In this investigation, we successfully produced a swine model with HCC induced by the genotoxic agent DENA. The administration of DENA and PB in pigs was effective, though a long time was required to develop HCC in domestic pigs versus minipigs (ie, 15–22 months). The use of younger swine did not shorten the latency period previously reported in similar studies. The choice of imaging modality may affect the prompt diagnosis of HCC. The discrepancy in the detection of tumor nodules between USG, CT, or macroscopic findings was associated with the size of the tumors and the sensitivity and specificity of the modality used. Moreover, the present approach can induce more than one type of cancer; in this study, the detected malignancies were HCC and hepatic angiosarcoma.
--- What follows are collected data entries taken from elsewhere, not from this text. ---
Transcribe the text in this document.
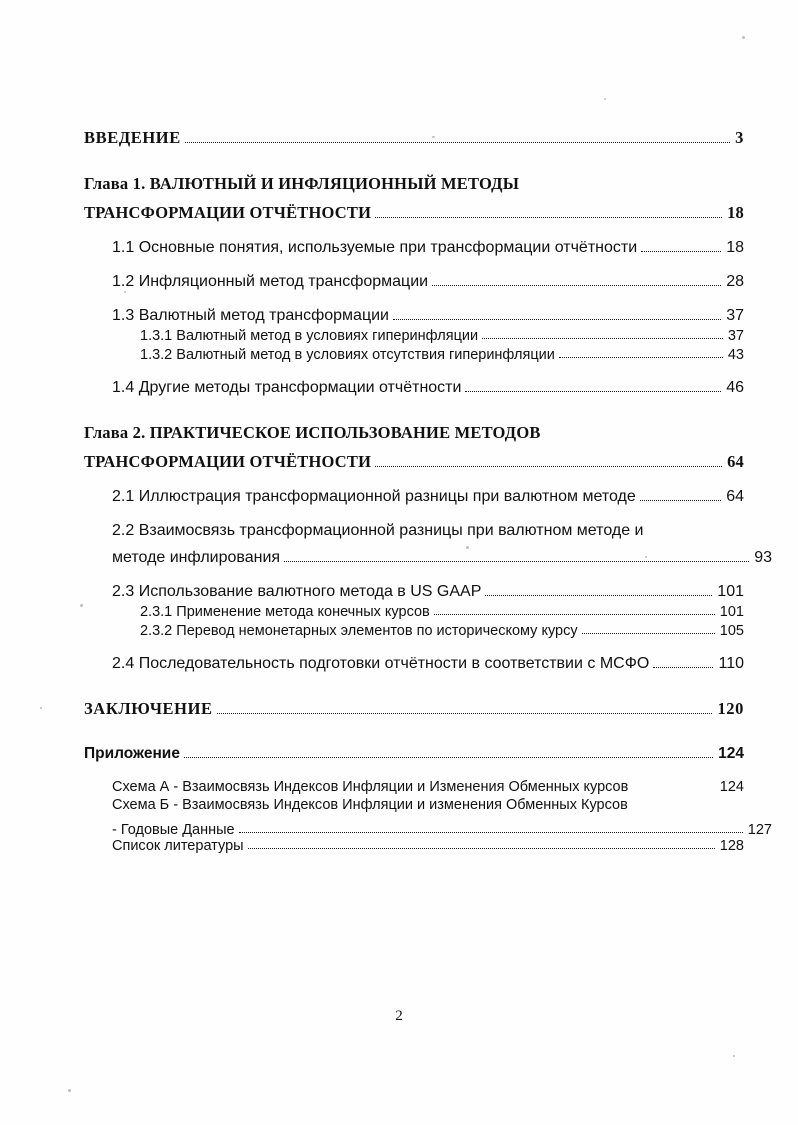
ВВЕДЕНИЕ	3
Глава 1. ВАЛЮТНЫЙ И ИНФЛЯЦИОННЫЙ МЕТОДЫ
ТРАНСФОРМАЦИИ ОТЧЁТНОСТИ	18
1.1 Основные понятия, используемые при трансформации отчётности	18
1.2 Инфляционный метод трансформации	28
1.3 Валютный метод трансформации	37
1.3.1 Валютный метод в условиях гиперинфляции	37
1.3.2 Валютный метод в условиях отсутствия гиперинфляции	43
1.4 Другие методы трансформации отчётности	46
Глава 2. ПРАКТИЧЕСКОЕ ИСПОЛЬЗОВАНИЕ МЕТОДОВ
ТРАНСФОРМАЦИИ ОТЧЁТНОСТИ	64
2.1 Иллюстрация трансформационной разницы при валютном методе	64
2.2 Взаимосвязь трансформационной разницы при валютном методе и
методе инфлирования	93
2.3 Использование валютного метода в US GAAP	101
2.3.1 Применение метода конечных курсов	101
2.3.2 Перевод немонетарных элементов по историческому курсу	105
2.4 Последовательность подготовки отчётности в соответствии с МСФО	110
ЗАКЛЮЧЕНИЕ	120
Приложение	124
Схема А - Взаимосвязь Индексов Инфляции и Изменения Обменных курсов	124
Схема Б - Взаимосвязь Индексов Инфляции и изменения Обменных Курсов
- Годовые Данные	127
Список литературы	128
2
This study demonstrates that the liver in swine treated with DENA exhibits gross characteristics, histopathology, and immunohistochemistry results that closely resemble those of early, well-differentiated hepatocellular carcinoma (HCC) in humans.

Acknowledgments

We thank Prof. Dr. Drh. Gunanti, MS, Executive Director of IPB Veterinary Teaching Hospital, Bogor, Indonesia, for approving this study to be conducted at the animal hospital of IPB University. We also thank Drh. Arni Diana Fitri, M.Si for helping with the maintenance and monitoring of the animals throughout the study. We thank Dr. I Wayan Murna, Sp.Rad (K) and Dr. Benny Zulkarnaen, Sp.Rad (K) for their valuable contributions as radiology experts.

Funding

This study was partly funded by the PUTI grant for the Doctoral Scheme of Universitas Indonesia (grant number: BA-756/UN2.RST/PPM.00.03.01/2020). The grant was used to purchase the animals and DENA.

Disclosure

The authors report no conflicts of interest in this work.